The decision follows the commission’s hearing on the application in January, after NWMI had cleared NRC staff safety and environmental reviews and the agency’s Advisory Committee on Reactor Safeguards.
As discussed during the review process, the Corvallis, Ore., company will be required to provide the NRC with the results of a geotechnical survey of its construction site in Columbia, Mo., prior to the beginning of construction. The study is intended to rule out the danger of sinkholes in the area.
Northwest Medical Isotopes is one of several companies aiming to revive the United States’ commercial production capacity for molybdenum-99, which it has lacked since 1989. The isotope decays into technetium-99m, which is used in over 80 percent of all nuclear medicine procedures.
The company plans to break ground on the facility in the third quarter of the year on 7.4 acres at the Discovery Ridge Research Park, NWMI Chief Operating Officer Carolyn Haass said by email Friday. The NRC approval arrived later than expected, pushing back anticipated completion of construction to from 2019 to 2020, she said.
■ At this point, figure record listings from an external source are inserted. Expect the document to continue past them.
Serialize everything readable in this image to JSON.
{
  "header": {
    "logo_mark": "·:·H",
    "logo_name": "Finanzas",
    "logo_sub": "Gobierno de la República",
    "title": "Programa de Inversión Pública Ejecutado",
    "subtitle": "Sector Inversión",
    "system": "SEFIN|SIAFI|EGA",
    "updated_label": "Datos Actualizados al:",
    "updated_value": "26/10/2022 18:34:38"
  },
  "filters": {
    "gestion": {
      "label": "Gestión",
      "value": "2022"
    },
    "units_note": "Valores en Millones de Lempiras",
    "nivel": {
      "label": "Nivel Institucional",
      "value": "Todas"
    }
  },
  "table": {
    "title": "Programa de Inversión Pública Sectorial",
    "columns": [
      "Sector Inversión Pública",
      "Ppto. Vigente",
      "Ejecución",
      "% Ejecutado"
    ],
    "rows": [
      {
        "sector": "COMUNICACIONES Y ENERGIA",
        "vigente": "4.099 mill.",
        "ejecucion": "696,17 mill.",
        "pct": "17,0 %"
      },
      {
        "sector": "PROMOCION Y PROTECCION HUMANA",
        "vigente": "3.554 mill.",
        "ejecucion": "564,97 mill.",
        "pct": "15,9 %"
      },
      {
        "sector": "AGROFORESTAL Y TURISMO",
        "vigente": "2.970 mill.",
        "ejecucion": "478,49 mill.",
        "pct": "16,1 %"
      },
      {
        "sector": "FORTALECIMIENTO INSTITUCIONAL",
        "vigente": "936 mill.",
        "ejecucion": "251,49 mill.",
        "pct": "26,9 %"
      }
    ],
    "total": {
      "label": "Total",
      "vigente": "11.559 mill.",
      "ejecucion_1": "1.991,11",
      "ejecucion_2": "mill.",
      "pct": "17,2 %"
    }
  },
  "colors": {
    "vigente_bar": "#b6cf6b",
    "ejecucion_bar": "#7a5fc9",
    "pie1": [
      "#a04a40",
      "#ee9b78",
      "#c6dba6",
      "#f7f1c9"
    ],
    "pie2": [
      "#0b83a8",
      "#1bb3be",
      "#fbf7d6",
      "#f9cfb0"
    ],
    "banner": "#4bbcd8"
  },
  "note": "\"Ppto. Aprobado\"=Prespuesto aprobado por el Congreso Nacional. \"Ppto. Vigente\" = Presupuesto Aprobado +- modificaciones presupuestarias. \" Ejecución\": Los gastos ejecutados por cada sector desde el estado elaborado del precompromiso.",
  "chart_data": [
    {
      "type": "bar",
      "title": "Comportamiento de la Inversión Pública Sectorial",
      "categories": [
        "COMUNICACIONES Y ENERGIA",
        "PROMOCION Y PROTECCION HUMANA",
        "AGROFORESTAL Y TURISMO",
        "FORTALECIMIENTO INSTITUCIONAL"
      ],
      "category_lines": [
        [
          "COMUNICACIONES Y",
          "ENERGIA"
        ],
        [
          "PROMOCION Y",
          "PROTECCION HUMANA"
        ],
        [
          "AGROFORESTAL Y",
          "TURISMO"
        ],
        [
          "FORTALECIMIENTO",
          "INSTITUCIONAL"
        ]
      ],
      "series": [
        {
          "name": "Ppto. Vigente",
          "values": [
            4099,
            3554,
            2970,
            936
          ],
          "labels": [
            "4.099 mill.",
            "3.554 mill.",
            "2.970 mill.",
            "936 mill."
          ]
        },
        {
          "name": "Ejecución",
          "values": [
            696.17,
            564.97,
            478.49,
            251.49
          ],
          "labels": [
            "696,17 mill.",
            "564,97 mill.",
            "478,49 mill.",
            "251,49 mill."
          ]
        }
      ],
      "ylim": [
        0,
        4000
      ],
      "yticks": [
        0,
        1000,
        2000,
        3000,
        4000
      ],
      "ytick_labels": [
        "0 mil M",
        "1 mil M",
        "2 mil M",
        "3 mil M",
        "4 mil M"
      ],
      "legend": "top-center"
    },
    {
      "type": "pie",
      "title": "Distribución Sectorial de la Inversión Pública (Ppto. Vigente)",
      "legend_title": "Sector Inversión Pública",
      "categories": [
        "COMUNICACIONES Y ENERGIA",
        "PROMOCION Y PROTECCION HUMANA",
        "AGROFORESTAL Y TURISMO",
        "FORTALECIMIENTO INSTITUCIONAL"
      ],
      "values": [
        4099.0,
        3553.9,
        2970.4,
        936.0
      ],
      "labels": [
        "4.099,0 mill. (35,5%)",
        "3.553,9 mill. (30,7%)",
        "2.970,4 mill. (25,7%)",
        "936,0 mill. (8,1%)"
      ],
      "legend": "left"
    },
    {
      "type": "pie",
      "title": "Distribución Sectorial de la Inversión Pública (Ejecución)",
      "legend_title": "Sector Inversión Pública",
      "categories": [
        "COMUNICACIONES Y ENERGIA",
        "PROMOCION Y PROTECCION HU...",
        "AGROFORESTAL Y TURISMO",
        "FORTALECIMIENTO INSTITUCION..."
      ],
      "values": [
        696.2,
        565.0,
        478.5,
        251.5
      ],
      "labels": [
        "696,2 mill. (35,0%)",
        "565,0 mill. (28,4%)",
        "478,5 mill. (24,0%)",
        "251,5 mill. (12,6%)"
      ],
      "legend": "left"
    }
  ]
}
Northwest Medical Isotopes would need a separate NRC license to operate its facility, which it hopes to open in early 2021. Management plans to submit its operations license application near the end of 2018. It will feature a safety evaluation report, final design, technical details, and plans for operations, emergenies, and physical security, Haass said.
Once operational, the facility could provide 50 percent of North America’s mo-99 need, the company has said. The plant would be designed to produce up to 2,500 6-day curies of the isotope each week, according to management. Its process would involve low-enriched uranium (LEU), rather than highly enriched uranium that, if obtained by rogue actors, could pose a proliferation threat. Low-enriched uranium targets irradiated at partnering reactors would be returned to the NWMI plant for recovery of the isotope and recycling of the uranium.
The NRC has already issued a construction permit to one other molybdenum-99 venture: SHINE Medical Technologies, which wants to open a $100 million isotope production plant in Janesville, Wis. The company is expected to apply for its operations license by the end of 2018, an NRC spokesman said in April. The agency would then conduct an acceptance review of the application over up to 60 days, with the full technical review lasting about two years.
“The staff would need to assess the application’s scope, completeness and complexity before developing a more detailed review schedule and estimated level of effort and cost,” according to the spokesman.